Saturday, December 5, 2015

If You Don't Know What a Monorail Is . . .




On the 4:04 Monorail, heading out from Hamamatsucho for Haneda Airport.  Lovely pink and azure clouds lit by the setting sun exhale off in the distance near Roppongi.  May Beijing be similarly respirating.  Lots of walking today, changing subways, heading up stairs, “Would you like to see a lovely park while we wait for the next meeting to start?”  I am glad to be sitting down now.   Moments ago reading my Reuben Dario on the Oedo Subway line, I drifted off and my book fell down on the subway floor. 

What comes to mind when someone says “monorail?”  You might think of the clumsy train that connects the terminals in Newark Airport.  You might think of some used-to-be-the-future Disney-ride.  I always think of the self-same James Brown & the JBs song where he pauses in the middle and says:  “If you don’t know what a monorail is . . . “ If I recall correctly, he doesn’t finish his thought and we are left pondering a response like “No James.  Why don’t you tell us?”



This monorail allows one to consider Japanese architecture and it’s apparent aversion to the waterfront.  None of the buildings we pass along here care to take advantage of the water that lies out before them.  Never it seems, do architects build to appreciate the view.  Instead, there are factory fronts, and windowless walls that all seem to have their back on the sea.  And this is sensible, certainly, a time-honored learning in the Japanese psyche.  Every seventy years or so there is a phenomenal earthquake in Japan that sucks out the sea and spits it back in a tsunami rage, destroying anything that had been foolishly built, along the sea. 
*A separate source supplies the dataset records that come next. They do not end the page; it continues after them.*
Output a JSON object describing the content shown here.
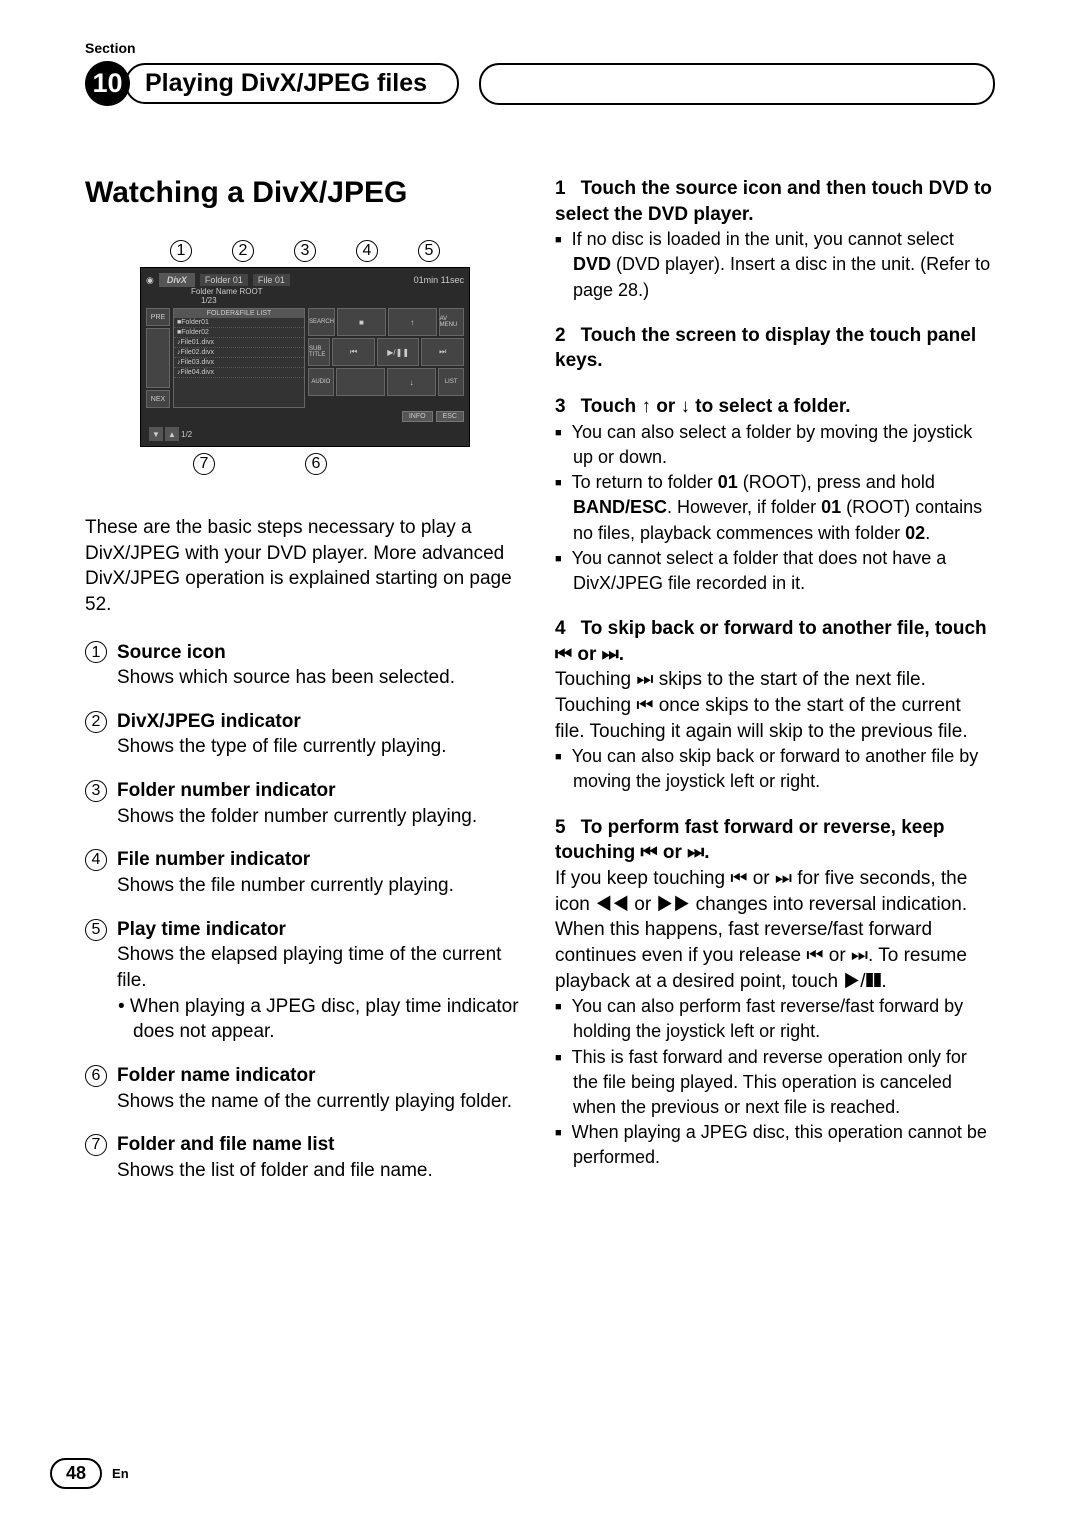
{
  "section_label": "Section",
  "section_number": "10",
  "section_title": "Playing DivX/JPEG files",
  "main_heading": "Watching a DivX/JPEG",
  "diagram": {
    "top_callouts": [
      "1",
      "2",
      "3",
      "4",
      "5"
    ],
    "bottom_callouts": [
      "7",
      "6"
    ],
    "logo": "DivX",
    "folder_label": "Folder 01",
    "file_label": "File 01",
    "time_label": "01min 11sec",
    "folder_name_row": "Folder Name ROOT",
    "count_indicator": "1/23",
    "list_header": "FOLDER&FILE LIST",
    "side_prev": "PRE",
    "side_next": "NEX",
    "list_items": [
      "■Folder01",
      "■Folder02",
      "♪File01.divx",
      "♪File02.divx",
      "♪File03.divx",
      "♪File04.divx"
    ],
    "btn_search": "SEARCH",
    "btn_stop": "■",
    "btn_up": "↑",
    "btn_avmenu": "AV MENU",
    "btn_subtitle": "SUB TITLE",
    "btn_prev": "⏮",
    "btn_play": "▶/❚❚",
    "btn_next": "⏭",
    "btn_audio": "AUDIO",
    "btn_down": "↓",
    "btn_list": "LIST",
    "btn_info": "INFO",
    "btn_esc": "ESC",
    "footer_arrows": [
      "▼",
      "▲"
    ],
    "footer_page": "1/2"
  },
  "intro_text": "These are the basic steps necessary to play a DivX/JPEG with your DVD player. More advanced DivX/JPEG operation is explained starting on page 52.",
  "items": [
    {
      "num": "1",
      "title": "Source icon",
      "desc": "Shows which source has been selected."
    },
    {
      "num": "2",
      "title": "DivX/JPEG indicator",
      "desc": "Shows the type of file currently playing."
    },
    {
      "num": "3",
      "title": "Folder number indicator",
      "desc": "Shows the folder number currently playing."
    },
    {
      "num": "4",
      "title": "File number indicator",
      "desc": "Shows the file number currently playing."
    },
    {
      "num": "5",
      "title": "Play time indicator",
      "desc": "Shows the elapsed playing time of the current file.",
      "sub": "• When playing a JPEG disc, play time indicator does not appear."
    },
    {
      "num": "6",
      "title": "Folder name indicator",
      "desc": "Shows the name of the currently playing folder."
    },
    {
      "num": "7",
      "title": "Folder and file name list",
      "desc": "Shows the list of folder and file name."
    }
  ],
  "steps": {
    "s1": {
      "num": "1",
      "title_a": "Touch the source icon and then touch DVD to select the DVD player.",
      "note1_a": "If no disc is loaded in the unit, you cannot select ",
      "note1_b": "DVD",
      "note1_c": " (DVD player). Insert a disc in the unit. (Refer to page 28.)"
    },
    "s2": {
      "num": "2",
      "title": "Touch the screen to display the touch panel keys."
    },
    "s3": {
      "num": "3",
      "title": "Touch ↑ or ↓ to select a folder.",
      "note1": "You can also select a folder by moving the joystick up or down.",
      "note2_a": "To return to folder ",
      "note2_b": "01",
      "note2_c": " (ROOT), press and hold ",
      "note2_d": "BAND/ESC",
      "note2_e": ". However, if folder ",
      "note2_f": "01",
      "note2_g": " (ROOT) contains no files, playback commences with folder ",
      "note2_h": "02",
      "note2_i": ".",
      "note3": "You cannot select a folder that does not have a DivX/JPEG file recorded in it."
    },
    "s4": {
      "num": "4",
      "title": "To skip back or forward to another file, touch ⏮ or ⏭.",
      "body": "Touching ⏭ skips to the start of the next file. Touching ⏮ once skips to the start of the current file. Touching it again will skip to the previous file.",
      "note1": "You can also skip back or forward to another file by moving the joystick left or right."
    },
    "s5": {
      "num": "5",
      "title": "To perform fast forward or reverse, keep touching ⏮ or ⏭.",
      "body": "If you keep touching ⏮ or ⏭ for five seconds, the icon ◀◀ or ▶▶ changes into reversal indication. When this happens, fast reverse/fast forward continues even if you release ⏮ or ⏭. To resume playback at a desired point, touch ▶/❚❚.",
      "note1": "You can also perform fast reverse/fast forward by holding the joystick left or right.",
      "note2": "This is fast forward and reverse operation only for the file being played. This operation is canceled when the previous or next file is reached.",
      "note3": "When playing a JPEG disc, this operation cannot be performed."
    }
  },
  "page_number": "48",
  "lang": "En"
}
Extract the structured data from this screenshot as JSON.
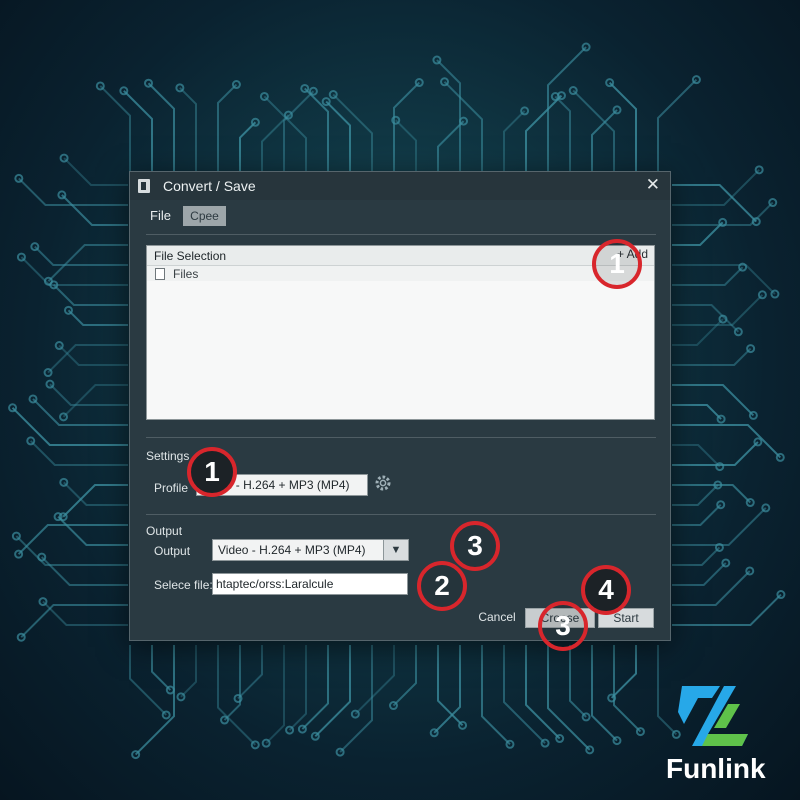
{
  "dialog": {
    "title": "Convert / Save",
    "tabs": [
      "File",
      "Cpee"
    ],
    "file_selection": {
      "title": "File Selection",
      "add_label": "+ Add",
      "files_label": "Files"
    },
    "settings": {
      "heading": "Settings",
      "profile_label": "Profile",
      "profile_value": "Video - H.264 + MP3 (MP4)"
    },
    "output": {
      "heading": "Output",
      "output_label": "Output",
      "output_value": "Video - H.264 + MP3 (MP4)",
      "select_file_label": "Selece file:",
      "select_file_value": "htaptec/orss:Laralcule"
    },
    "buttons": {
      "cancel": "Cancel",
      "choose": "Croose",
      "start": "Start"
    }
  },
  "markers": [
    "1",
    "1",
    "2",
    "3",
    "3",
    "4"
  ],
  "brand": {
    "name": "Funlink",
    "colors": {
      "blue": "#27a8e8",
      "green": "#5fc24a"
    }
  },
  "colors": {
    "background": "#0d2a36",
    "circuit": "#3c8fa0",
    "marker": "#d8262c"
  }
}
I have to meet someone in an hour or so.  I’m not sure how engaging I’ll be.  I will need to find somewhere quiet where I can get on line.  Perhaps that last-chance sushi restaurant at the top of the stairs, before security.


And . . . an hour later, it is just that place from which I am proofreading things, having eaten kampachi, and aji and kohada and saba . . .  Usually, the sea is generous.